Un blog de l'hyperfiction intitulée "La disparition du Général Proust" : Général Proust, Les écrits de Marc Hodges, Vie sexuelle de M H, Jean-Pierre Balpe, Un roman de Marc Hodges, Les inédits de Marc Hodges, Le journal de Charlus, Les poèmes de JPB, Le premier album photo de Marc Hodges, Le second album photo de Marc Hodges, L'album photo de JPB, Le carnet d'Oriane, Les poèmes érotiques de MH à G, Les écrits de Jean-Pierre Balpe"… Extrait du roman La Toile (ed. Cylibris)

05 janvier 2007

Critique d'art

Montréal, mardi 30/12/2015, 21:19:59

“L’œuvre de Khamid Khan Kharamidov (1978-2015) est, certainement, une des plus importantes de ce début du vingt et unième siècle. Pour la première fois en effet, un artiste a su porter à leur perfection les possibilités d’expression artistiques offertes tant par le numérique que par l’interconnexion généralisée des réseaux. En ce sens, elle est inséparable de la modernité et de la technologie qu’elle dépasse dans une recherche permanente d’universalité.

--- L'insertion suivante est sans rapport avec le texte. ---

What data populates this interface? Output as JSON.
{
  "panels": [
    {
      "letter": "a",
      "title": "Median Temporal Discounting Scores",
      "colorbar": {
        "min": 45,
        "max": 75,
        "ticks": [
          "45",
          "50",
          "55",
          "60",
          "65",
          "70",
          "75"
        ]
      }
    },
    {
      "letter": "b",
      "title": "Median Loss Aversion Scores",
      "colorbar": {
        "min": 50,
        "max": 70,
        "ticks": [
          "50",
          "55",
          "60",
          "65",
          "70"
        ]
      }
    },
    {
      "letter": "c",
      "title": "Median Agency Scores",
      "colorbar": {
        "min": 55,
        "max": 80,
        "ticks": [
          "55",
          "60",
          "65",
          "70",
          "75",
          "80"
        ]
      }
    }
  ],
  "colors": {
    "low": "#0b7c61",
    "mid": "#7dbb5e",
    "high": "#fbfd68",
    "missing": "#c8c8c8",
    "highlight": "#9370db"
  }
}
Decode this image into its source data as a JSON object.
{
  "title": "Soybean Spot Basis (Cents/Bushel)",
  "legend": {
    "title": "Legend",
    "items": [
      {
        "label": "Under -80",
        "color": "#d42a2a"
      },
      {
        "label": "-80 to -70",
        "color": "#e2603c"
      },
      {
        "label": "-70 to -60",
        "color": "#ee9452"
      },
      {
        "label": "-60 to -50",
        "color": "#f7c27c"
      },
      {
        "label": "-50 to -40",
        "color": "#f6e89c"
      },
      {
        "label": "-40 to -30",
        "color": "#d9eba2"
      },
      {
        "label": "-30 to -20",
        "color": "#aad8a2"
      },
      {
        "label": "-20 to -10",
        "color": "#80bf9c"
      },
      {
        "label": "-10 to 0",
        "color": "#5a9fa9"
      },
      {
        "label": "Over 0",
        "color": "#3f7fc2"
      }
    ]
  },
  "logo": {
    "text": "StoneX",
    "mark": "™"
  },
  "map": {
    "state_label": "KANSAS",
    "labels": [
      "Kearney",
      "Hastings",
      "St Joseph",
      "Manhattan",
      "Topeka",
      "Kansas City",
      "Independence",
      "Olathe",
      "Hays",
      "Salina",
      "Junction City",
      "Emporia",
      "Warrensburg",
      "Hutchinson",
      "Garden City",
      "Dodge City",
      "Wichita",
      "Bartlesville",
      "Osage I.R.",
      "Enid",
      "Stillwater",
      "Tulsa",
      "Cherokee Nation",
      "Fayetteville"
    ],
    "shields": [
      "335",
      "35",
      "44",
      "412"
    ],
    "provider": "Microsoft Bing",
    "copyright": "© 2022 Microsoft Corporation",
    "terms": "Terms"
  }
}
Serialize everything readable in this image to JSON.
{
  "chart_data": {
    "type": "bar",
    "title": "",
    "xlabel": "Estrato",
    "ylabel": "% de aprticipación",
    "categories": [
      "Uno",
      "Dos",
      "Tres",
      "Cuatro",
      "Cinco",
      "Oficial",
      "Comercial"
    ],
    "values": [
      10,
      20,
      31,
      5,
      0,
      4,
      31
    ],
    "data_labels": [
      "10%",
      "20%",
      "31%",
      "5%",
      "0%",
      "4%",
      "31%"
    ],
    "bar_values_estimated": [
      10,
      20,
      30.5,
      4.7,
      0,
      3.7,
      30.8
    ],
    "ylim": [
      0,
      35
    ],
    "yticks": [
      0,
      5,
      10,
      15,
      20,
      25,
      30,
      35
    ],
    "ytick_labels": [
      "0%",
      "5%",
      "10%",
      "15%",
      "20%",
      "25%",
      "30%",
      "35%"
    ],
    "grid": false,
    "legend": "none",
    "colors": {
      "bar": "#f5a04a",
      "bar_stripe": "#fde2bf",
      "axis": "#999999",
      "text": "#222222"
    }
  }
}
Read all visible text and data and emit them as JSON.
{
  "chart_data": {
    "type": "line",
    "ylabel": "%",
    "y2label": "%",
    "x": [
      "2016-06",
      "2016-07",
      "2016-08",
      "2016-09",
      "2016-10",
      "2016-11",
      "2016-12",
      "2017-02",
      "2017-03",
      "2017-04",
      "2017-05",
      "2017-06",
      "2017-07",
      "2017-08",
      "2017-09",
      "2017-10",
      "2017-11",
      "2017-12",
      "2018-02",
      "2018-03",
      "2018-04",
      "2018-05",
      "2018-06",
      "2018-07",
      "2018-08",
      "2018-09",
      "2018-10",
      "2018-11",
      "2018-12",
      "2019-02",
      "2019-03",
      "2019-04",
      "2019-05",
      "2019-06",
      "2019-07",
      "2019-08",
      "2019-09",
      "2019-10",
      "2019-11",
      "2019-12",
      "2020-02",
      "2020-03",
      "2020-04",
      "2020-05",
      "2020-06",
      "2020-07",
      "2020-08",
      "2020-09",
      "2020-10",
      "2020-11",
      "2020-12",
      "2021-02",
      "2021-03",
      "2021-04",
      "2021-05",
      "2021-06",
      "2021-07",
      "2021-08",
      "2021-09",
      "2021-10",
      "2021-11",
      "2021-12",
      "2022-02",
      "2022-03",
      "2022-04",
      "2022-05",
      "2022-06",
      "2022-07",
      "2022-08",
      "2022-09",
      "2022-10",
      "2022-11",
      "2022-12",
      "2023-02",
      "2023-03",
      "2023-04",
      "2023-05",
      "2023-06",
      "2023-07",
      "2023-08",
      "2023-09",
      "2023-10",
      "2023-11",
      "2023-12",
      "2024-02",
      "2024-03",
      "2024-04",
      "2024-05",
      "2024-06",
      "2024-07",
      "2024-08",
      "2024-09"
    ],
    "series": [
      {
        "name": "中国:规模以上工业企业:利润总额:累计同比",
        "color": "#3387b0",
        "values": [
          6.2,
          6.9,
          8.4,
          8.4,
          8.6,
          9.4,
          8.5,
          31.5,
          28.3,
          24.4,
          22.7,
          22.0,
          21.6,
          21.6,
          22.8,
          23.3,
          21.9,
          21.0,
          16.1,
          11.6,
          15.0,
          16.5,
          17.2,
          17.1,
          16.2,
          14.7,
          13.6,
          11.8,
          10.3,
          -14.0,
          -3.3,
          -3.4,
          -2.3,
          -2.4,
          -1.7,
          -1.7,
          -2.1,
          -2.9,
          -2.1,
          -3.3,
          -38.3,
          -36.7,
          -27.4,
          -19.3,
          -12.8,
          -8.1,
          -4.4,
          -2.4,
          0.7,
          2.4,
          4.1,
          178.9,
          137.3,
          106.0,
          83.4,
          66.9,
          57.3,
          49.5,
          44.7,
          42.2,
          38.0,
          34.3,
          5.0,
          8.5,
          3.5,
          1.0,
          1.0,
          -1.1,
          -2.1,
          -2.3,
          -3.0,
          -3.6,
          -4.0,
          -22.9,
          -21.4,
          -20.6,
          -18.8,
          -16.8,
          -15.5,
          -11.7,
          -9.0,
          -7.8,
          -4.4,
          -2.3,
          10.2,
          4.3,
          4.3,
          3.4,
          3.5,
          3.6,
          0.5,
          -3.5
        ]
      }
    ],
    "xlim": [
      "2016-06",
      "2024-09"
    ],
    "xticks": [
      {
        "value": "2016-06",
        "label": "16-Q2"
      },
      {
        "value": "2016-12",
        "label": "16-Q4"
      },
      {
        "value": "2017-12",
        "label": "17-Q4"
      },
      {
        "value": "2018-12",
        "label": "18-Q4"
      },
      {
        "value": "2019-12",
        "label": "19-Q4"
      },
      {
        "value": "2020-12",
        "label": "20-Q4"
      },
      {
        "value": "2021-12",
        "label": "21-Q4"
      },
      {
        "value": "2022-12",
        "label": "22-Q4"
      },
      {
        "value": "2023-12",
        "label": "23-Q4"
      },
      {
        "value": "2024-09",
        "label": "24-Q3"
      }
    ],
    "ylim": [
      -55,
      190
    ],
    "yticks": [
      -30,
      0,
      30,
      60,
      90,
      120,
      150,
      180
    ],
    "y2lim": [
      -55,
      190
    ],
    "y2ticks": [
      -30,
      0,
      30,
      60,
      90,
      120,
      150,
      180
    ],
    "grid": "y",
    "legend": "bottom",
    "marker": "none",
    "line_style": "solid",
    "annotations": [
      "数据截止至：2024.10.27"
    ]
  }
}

Les images de Kharamidov ne représentent, ne présentent rien: elles ne renvoient qu’à leur fonctionnement. L’œuvre de Khamid Khan Kharamidov est une œuvre mystique. Bien loin d’une contemporanéité suspecte, ce qu’elle vise ce sont les interrogations humaines fondamentales. Car ce que les créations artistiques de Kharamidov montrent est, en même temps, ce qui est caché. La surface mobile de ses arabesques est profondeur. Son œuvre manifeste l’opposition dialectique du symbole et de ce qui est symbolisé. Si les symboles sont multiples, c’est qu’aucun être ne saurait exister que par l’Être. Le symbolisé ne peut être réduit au symbole, le symbolisé est ce qui ne peut se dire directement, autrement que par le symbole et que, pourtant, le symbole, dans son aspect statique échoue à dire. Par son travail graphique, Kharamidov affiche sa filiation avec les langues orientales qui, au risque assumé de se perdre dans l’incommunicable, cultivent les Addad, ces termes d’origines mystérieuses et de sens opposés. La fonction des arabesques dynamique de Kharamidov, comme celle des Addad est ainsi d’explorer les lieux limites d’interpénétrations du profane et du sacré. La déité est inaccessible et ne se manifeste jamais directement à l’homme. La rencontre de l’humain et de Dieu ne peut se faire que dans le déchirement, dans les ruptures, dans les lieux frontières. La création artistique et chez Kharamidov la forme suprême que prend a pensée quand elle doit se dépasser dans l’indépassable. Si Kharamidov appelle ses œuvres des isharat, c’est parce que ce mot arabe a la double signification de “signe” et de “parole”. Ses œuvres sont des “paroles-signes”, proches en cela de l’alphabet arabe qui joue à la fois de ses possibilités plastiques et de ses possibilités linguistiques: “Il est l’apparent et le caché” comme dit le Coran. Ce qui disparaît révèle ce qui est apparent, ce qui se dévoile révèle ce qui est voilé. Grâce aux contradictions acceptées, revendiquées, s’instaure une forme unique de pensée qui, dans un continuel dépassement du “même” et du “différent”, du “proche” et du “lointain”, du “fixe” et du “mobile”, s’approprie l’impensable. L’œuvre de Kharamidov a bien plus qu’une simple ambition plastique, elle est mystique au sens le plus profond du terme.

Il n’est pas surprenant que le poète préféré de Kharamidov soit Mansûr Al-Halâj :

Les lumières de la lumière de la Lumière ont des lumières dans la création
Et le mystère a des mystères dans la conscience de qui savent le garder
Et l’Être dans les êtres est un être créateur
Où mon cœur se repose, fait don et élit
Avec l’œil de la raison contemple ce que je décris
Car la raison a plus d’une ouïe consciente et d’un regard.

(Hussein Mansûr Al-Halâj. Poèmes mystiques)

L’art de Kharamidov est la plus ambitieuse manifestation — “œuvre”, en son sens étymologique — d’art jamais projetée par l’homme. Tentative unique dans l’histoire de la créativité humaine, elle restera indépassable.”